Okay, this is coming three years later but this kind of thing really bugs me.
JoshuaD - I'm not trying to be rude, but I really do get the feeling (at the time you posted this anyway) that you do not know much about mentalism or magic. I'm by no means an expert, and some of the techniques used in the performances you mention are a bit more advanced or less well known. However, none of them requires a stooge. You might feel you are 95% certain that he is using stooges, but I can tell you that with 100% certainty that it isn't necessary. When James Randi gives us examples of how to recreate the mystical "powers" of psychics and other frauds, he will often say that this doesn't prove with 100% certainty that these people aren't really psychic, but if they are doing it through psychic powers they are doing it the hard way. Likewise, maybe Derren Brown uses stooges in his effects just to give himself the giggles in private since everyone thinks he actually working as a mentalist and magician. But that just isn't necessary.

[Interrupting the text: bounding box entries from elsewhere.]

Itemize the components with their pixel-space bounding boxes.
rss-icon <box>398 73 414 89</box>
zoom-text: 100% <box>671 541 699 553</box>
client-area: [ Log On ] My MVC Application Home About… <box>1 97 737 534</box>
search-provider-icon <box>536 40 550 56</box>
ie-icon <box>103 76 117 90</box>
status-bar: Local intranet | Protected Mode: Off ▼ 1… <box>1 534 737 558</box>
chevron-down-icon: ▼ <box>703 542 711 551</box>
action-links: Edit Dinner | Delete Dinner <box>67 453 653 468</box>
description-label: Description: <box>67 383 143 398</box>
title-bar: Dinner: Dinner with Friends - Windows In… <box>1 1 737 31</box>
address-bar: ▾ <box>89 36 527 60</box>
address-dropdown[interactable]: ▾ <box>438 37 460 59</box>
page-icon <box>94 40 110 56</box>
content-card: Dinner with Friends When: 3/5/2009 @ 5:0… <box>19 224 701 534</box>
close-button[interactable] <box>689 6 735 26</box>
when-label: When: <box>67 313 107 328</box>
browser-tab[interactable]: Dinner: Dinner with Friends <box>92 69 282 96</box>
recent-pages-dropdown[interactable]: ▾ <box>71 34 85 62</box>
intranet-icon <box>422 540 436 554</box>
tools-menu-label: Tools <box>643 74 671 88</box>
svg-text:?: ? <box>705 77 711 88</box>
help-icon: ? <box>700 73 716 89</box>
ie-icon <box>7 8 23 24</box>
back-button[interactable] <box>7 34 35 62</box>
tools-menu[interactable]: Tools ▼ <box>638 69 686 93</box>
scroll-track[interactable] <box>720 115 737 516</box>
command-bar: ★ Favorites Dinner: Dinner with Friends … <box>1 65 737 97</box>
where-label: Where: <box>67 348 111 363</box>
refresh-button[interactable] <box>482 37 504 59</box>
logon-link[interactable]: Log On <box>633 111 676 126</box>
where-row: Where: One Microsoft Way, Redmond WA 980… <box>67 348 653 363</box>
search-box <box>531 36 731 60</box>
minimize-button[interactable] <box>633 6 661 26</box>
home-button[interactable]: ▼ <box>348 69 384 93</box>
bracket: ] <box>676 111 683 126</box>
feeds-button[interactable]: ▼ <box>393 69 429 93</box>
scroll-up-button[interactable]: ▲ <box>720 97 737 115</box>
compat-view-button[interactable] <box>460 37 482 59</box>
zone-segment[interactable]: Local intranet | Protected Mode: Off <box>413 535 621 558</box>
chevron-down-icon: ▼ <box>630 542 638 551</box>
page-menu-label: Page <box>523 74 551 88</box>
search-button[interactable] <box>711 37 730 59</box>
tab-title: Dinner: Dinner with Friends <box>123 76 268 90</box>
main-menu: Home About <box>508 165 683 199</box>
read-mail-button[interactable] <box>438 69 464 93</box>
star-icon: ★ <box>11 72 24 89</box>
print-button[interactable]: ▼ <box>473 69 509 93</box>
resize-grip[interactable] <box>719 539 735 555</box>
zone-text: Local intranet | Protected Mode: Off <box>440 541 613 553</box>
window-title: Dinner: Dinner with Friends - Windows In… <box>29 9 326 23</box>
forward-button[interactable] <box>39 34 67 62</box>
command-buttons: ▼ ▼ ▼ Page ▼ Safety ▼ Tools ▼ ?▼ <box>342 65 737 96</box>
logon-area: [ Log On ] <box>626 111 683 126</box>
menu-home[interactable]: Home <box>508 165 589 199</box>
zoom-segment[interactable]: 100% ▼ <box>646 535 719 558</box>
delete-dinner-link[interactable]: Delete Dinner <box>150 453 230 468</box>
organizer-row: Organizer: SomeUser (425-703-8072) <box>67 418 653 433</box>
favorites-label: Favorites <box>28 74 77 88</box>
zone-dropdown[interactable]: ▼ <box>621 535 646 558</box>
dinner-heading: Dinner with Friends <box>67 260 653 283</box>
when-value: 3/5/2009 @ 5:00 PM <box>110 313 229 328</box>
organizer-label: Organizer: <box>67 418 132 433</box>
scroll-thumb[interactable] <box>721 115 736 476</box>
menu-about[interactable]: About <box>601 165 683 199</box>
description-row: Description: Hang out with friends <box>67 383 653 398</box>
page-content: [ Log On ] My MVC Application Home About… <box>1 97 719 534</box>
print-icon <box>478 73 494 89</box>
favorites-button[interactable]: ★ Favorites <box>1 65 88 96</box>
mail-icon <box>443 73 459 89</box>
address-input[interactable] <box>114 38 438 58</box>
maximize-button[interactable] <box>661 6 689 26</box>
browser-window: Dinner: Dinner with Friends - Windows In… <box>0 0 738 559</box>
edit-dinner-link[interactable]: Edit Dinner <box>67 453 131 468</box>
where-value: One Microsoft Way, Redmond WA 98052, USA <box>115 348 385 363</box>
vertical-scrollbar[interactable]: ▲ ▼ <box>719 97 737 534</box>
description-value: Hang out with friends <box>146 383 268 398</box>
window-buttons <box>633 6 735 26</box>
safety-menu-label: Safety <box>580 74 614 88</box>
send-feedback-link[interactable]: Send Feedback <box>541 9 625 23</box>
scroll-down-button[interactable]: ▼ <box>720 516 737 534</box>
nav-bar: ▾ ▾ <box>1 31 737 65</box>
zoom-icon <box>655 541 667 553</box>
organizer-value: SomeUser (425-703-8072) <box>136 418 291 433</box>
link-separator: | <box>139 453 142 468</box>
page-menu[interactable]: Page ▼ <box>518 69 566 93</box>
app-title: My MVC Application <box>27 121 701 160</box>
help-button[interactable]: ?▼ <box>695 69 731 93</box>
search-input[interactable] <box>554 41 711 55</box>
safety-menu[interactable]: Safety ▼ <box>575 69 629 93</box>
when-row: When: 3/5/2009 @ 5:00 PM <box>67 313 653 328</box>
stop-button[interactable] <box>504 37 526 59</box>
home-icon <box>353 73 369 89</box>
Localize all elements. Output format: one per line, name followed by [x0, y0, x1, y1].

Perhaps you have already discovered this in the 3 years since you posted this, but I can tell you with absolute 100% certainty that the effects can be accomplished without stooges. How do I know this? Because the secrets to these effects can be found among the vast library of literature on magic and mentalism. One thing I have learned through experience is that searching through this literature and reading through 1,000s of effects that you may or may not like is a crucial part of the learning process. Once you finally run across how the effects are done, sometimes by pure accident, it is all the more satisfying and makes you treat the effects with the professionalism they deserve.
One of my biggest pet peeves is when people brush off beautiful performances as being "fake" simply because they cannot conceive how it is done. More often than not it is simply a hole in your knowledge. And more often than not it seems that the secret is so deceptively simple that people will rarely figure it out on their own.
JoshuaD wrote:
Watch "
The Derren Brown Lecture". If that girls not prepared I'll eat my shoe.

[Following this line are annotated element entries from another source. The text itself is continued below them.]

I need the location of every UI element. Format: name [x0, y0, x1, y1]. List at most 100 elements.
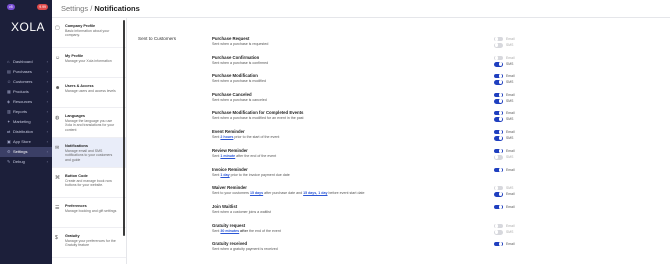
email-toggle-switch[interactable]: [494, 73, 503, 79]
menu-item-description: Manage booking and gift settings: [65, 209, 117, 213]
email-toggle-switch[interactable]: [494, 36, 503, 42]
description-text: after purchase date and: [263, 190, 304, 195]
description-text: Sent to your customers: [212, 190, 250, 195]
description-text: Sent when a purchase is modified: [212, 78, 266, 83]
gratuity-icon: $: [55, 235, 58, 241]
sms-toggle-switch[interactable]: [494, 79, 503, 85]
toggle-label: Email: [506, 92, 515, 97]
sidebar-item-debug[interactable]: ✎ Debug ›: [0, 157, 52, 167]
sidebar-item-settings[interactable]: ⚙ Settings ›: [0, 146, 52, 157]
sms-toggle-switch[interactable]: [494, 185, 503, 191]
settings-menu-scrollbar[interactable]: [123, 20, 125, 236]
email-toggle-switch[interactable]: [494, 129, 503, 135]
sidebar-item-resources[interactable]: ◈ Resources ›: [0, 96, 52, 106]
sms-toggle-switch[interactable]: [494, 61, 503, 67]
toggle-label: SMS: [506, 99, 514, 104]
toggle-sms: SMS: [494, 98, 554, 104]
email-toggle-switch[interactable]: [494, 92, 503, 98]
toggle-label: SMS: [506, 80, 514, 85]
email-toggle-switch[interactable]: [494, 223, 503, 229]
toggle-email: Email: [494, 204, 554, 210]
toggle-label: Email: [506, 73, 515, 78]
toggle-email: Email: [494, 241, 554, 247]
toggle-label: Email: [506, 241, 515, 246]
email-toggle-switch[interactable]: [494, 110, 503, 116]
sms-toggle-switch[interactable]: [494, 135, 503, 141]
sms-toggle-switch[interactable]: [494, 98, 503, 104]
notification-toggles: Email SMS: [494, 223, 554, 236]
settings-menu-item-users-access[interactable]: ☻ Users & Access Manage users and access l…: [52, 78, 126, 108]
button-code-icon: ⌘: [55, 175, 60, 181]
toggle-email: Email: [494, 36, 554, 42]
page-title: Notifications: [94, 4, 140, 13]
toggle-label: SMS: [506, 155, 514, 160]
toggle-email: Email: [494, 167, 554, 173]
notification-toggles: Email SMS: [494, 36, 554, 49]
toggle-sms: SMS: [494, 61, 554, 67]
chevron-right-icon: ›: [46, 159, 48, 165]
toggle-label: Email: [506, 204, 515, 209]
notification-toggles: Email SMS: [494, 55, 554, 68]
settings-menu-item-gratuity[interactable]: $ Gratuity Manage your preferences for the…: [52, 228, 126, 258]
toggle-label: Email: [506, 223, 515, 228]
timing-link[interactable]: 2 hours: [220, 135, 233, 139]
settings-menu-item-languages[interactable]: ◍ Languages Manage the language you use Xo…: [52, 108, 126, 138]
email-toggle-switch[interactable]: [494, 55, 503, 61]
sms-toggle-switch[interactable]: [494, 154, 503, 160]
version-badge[interactable]: v5: [7, 4, 15, 10]
settings-menu-item-preferences[interactable]: ☰ Preferences Manage booking and gift sett…: [52, 198, 126, 228]
sms-toggle-switch[interactable]: [494, 42, 503, 48]
notification-toggles: SMS Email: [494, 185, 554, 198]
sidebar-item-label: Reports: [13, 109, 28, 115]
sidebar-item-label: App Store: [13, 139, 31, 145]
xola-logo[interactable]: XOLA: [0, 12, 52, 48]
sidebar-item-label: Products: [13, 88, 29, 94]
toggle-sms: SMS: [494, 79, 554, 85]
settings-menu-item-notifications[interactable]: ✉ Notifications Manage email and SMS notif…: [52, 138, 126, 168]
menu-item-description: Manage email and SMS notifications to yo…: [65, 149, 113, 162]
toggle-email: Email: [494, 110, 554, 116]
section-title: Sent to Customers: [138, 36, 177, 41]
timing-link[interactable]: 1 day: [220, 173, 229, 177]
sidebar-item-dashboard[interactable]: ⌂ Dashboard ›: [0, 56, 52, 66]
sms-toggle-switch[interactable]: [494, 229, 503, 235]
main-sidebar: v5 9.99 XOLA ⌂ Dashboard › ▤ Purchases › ☺ Cust…: [0, 0, 52, 264]
sidebar-item-reports[interactable]: ▥ Reports ›: [0, 106, 52, 116]
sidebar-item-distribution[interactable]: ⇄ Distribution ›: [0, 127, 52, 137]
email-toggle-switch[interactable]: [494, 204, 503, 210]
email-toggle-switch[interactable]: [494, 148, 503, 154]
sidebar-item-customers[interactable]: ☺ Customers ›: [0, 76, 52, 86]
balance-badge[interactable]: 9.99: [37, 4, 48, 10]
timing-link[interactable]: 1 minute: [220, 154, 235, 158]
email-toggle-switch[interactable]: [494, 167, 503, 173]
chevron-right-icon: ›: [46, 139, 48, 145]
toggle-sms: SMS: [494, 154, 554, 160]
timing-link[interactable]: 30 minutes: [220, 229, 239, 233]
languages-icon: ◍: [55, 115, 60, 121]
sidebar-item-label: Purchases: [13, 68, 32, 74]
notification-toggles: Email: [494, 167, 554, 173]
sidebar-item-purchases[interactable]: ▤ Purchases ›: [0, 66, 52, 76]
breadcrumb-parent[interactable]: Settings: [61, 4, 88, 13]
toggle-email: Email: [494, 223, 554, 229]
toggle-label: Email: [506, 192, 515, 197]
sidebar-item-products[interactable]: ▦ Products ›: [0, 86, 52, 96]
description-text: Sent when a purchase is requested: [212, 41, 269, 46]
timing-link[interactable]: 15 days: [250, 191, 263, 195]
settings-menu-item-button-code[interactable]: ⌘ Button Code Create and manage book now b…: [52, 168, 126, 198]
sidebar-item-app-store[interactable]: ▣ App Store ›: [0, 137, 52, 147]
chevron-right-icon: ›: [46, 78, 48, 84]
sidebar-item-marketing[interactable]: ✦ Marketing ›: [0, 117, 52, 127]
email-toggle-switch[interactable]: [494, 241, 503, 247]
notifications-icon: ✉: [55, 145, 60, 151]
description-text: Sent when a purchase is confirmed: [212, 60, 269, 65]
chevron-right-icon: ›: [46, 149, 48, 155]
timing-link[interactable]: 15 days, 1 day: [303, 191, 327, 195]
description-text: prior to the start of the event: [233, 134, 280, 139]
toggle-label: SMS: [506, 43, 514, 48]
sms-toggle-switch[interactable]: [494, 116, 503, 122]
settings-menu-item-my-profile[interactable]: ☺ My Profile Manage your Xola information: [52, 48, 126, 78]
notifications-panel: Sent to Customers Purchase Request Sent w…: [127, 18, 670, 264]
email-toggle-switch[interactable]: [494, 191, 503, 197]
settings-menu-item-company-profile[interactable]: ▢ Company Profile Basic information about …: [52, 18, 126, 48]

The girl sits down, thinks of something that happened to her in that past that has to do with "Romance".
Without a single exploratory questions he is able to "divine" that she went to an Italian restaurant with a boy named Peter for her 18th birthday. He also knows that the waiter is short, that there was no music playing in the background at the time (with a clever fail-success reveal), that the napkins were red and green and that Peter was wearing a black shirt.
The woman looked to be 40 years old. I'm 25. I can remember going to a Chinese restaurant on my 20th birthday. I couldn't tell you what color the napkins were, what the girl I was with was wearing, whether our waiter was a boy or a girl, and I certainly couldn't tell you whether music was playing or not, let alone what was playing.
He also does a coin bending trick where a "spectator" holds the coin. At one point the spectator drops the coin and picks it back up. Previous to the drop it's perfectly visible, after the drop he's held hidden in the spec's hand. A few seconds later it's bent.
I can't speak for all of his performances. I can say with 95% certainty that the tricks he didn't reveal in this lecture were stooged.
Throughout the DVD he tries to sell really hard that she's not a stooge. She continuously can't follow the most simple instructions he gives, and he keeps slightly mispronouncing her name.
She's also entirely lacking in surprise when he reads some pretty incredible things from her mind.
I'm not insulted that you would think I'm inexperienced in mentalism, and I don't much care if you give me respect or not based on my post count. But I do ask that you hold yourself to the same standard that you're holding me to. Watch the DVD and if you still think he doesn't use at least two stooges in it I'll hear you out. I'm betting you'll agree with me.